Full details of the Heritage By-law are available on the Town of Sackville website; click on “Our Community” then “Heritage Board.” Hard copies are available on request at the Town Hall, as is a brochure explaining the by-law. The text of the provincial Heritage Conservation Act is also readily available online (Google “NB Heritage Conservation Act 2010”). The by-law designates two Municipal Conservation Areas: Area A, consisting of parts of Bridge Street, Main Street and York Street, and Area B, consisting of part of York Street. Once some experience has been gained, the Board is prepared to consider designating other areas within the town.
The heritage by-law applies to the following types of development within the designated areas:
- construction of new buildings;
- alterations to existing buildings;
- additions to existing buildings;
- relocation of buildings into or within the areas; and
- demolition of existing buildings.
In all cases (except demolition) the by-law applies only to the exterior of buildings. When any of these types of development are undertaken a Municipal Heritage Permit is now required (in addition to a Building Permit or Demolition permit from the Tantramar Planning District Commission). Broadly speaking the aim will be to ensure that any alterations respect the heritage character of a building, and that any additions are visually compatible with the character-defining elements of the existing building. Contemporary design of new buildings is encouraged provided that the design is compatible with the size, scale, materials and character of existing buildings within the conservation area. The Board is more than willing to meet with property owners in a spirit of friendly dialogue to discuss plans for their properties and to offer help and advice.
The Heritage Board will make every effort to encourage the preservation of heritage buildings. However, where preservation is simply not viable, the Board will (however reluctantly) issue a demolition permit provided that a) where possible, the building is offered for sale for a nominal sum on condition that it is removed from the site; b) the Heritage Board has been provided with any photographs, plans, or historical documents relating to the building, or copies thereof; and c) provision has been made for salvaging any items of historical or architectural interest or significance.

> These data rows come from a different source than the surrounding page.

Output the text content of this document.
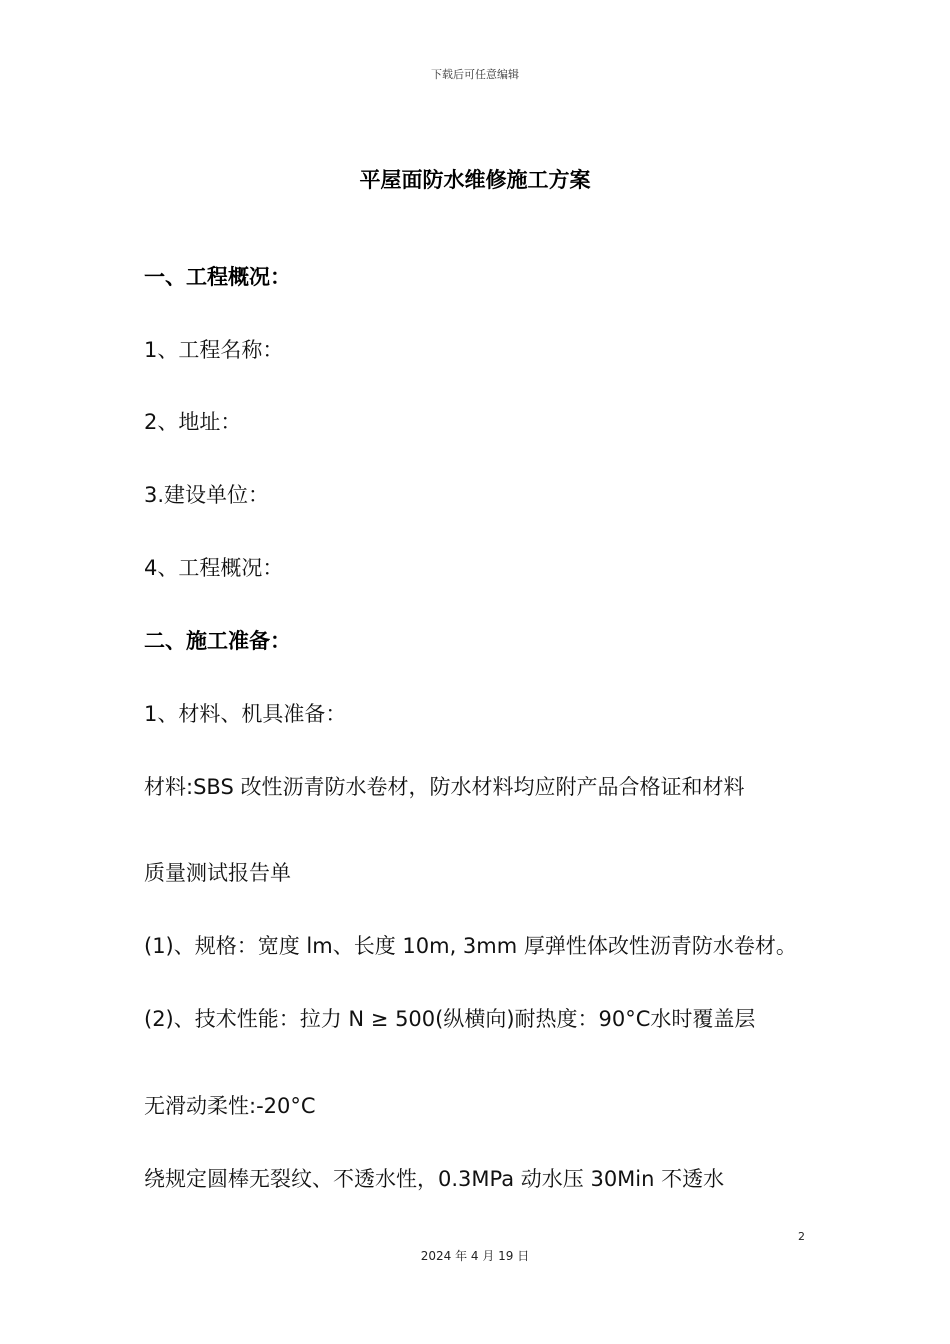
下载后可任意编辑
平屋面防水维修施工方案
一、工程概况：
1、工程名称：
2、地址：
3.建设单位：
4、工程概况：
二、施工准备：
1、材料、机具准备：
材料:SBS 改性沥青防水卷材，防水材料均应附产品合格证和材料
质量测试报告单
(1)、规格：宽度 lm、长度 10m, 3mm 厚弹性体改性沥青防水卷材。
(2)、技术性能：拉力 N ≥ 500(纵横向)耐热度：90°C水时覆盖层
无滑动柔性:-20°C
绕规定圆棒无裂纹、不透水性，0.3MPa 动水压 30Min 不透水
2
2024 年 4 月 19 日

Hopefully the new heritage by-law will play a role in encouraging owners to preserve and maintain their properties, and in maintaining the heritage character of parts of Sackville’s downtown. However, a Heritage Board cannot work miracles, and it has no funding at its disposal. It can and will continue its programs of education (an aim it shares with the Tantramar Heritage Trust), recognizing that an aware and concerned public is the best guarantee that our heritage, that which we inherit from the past, will be preserved for future generations.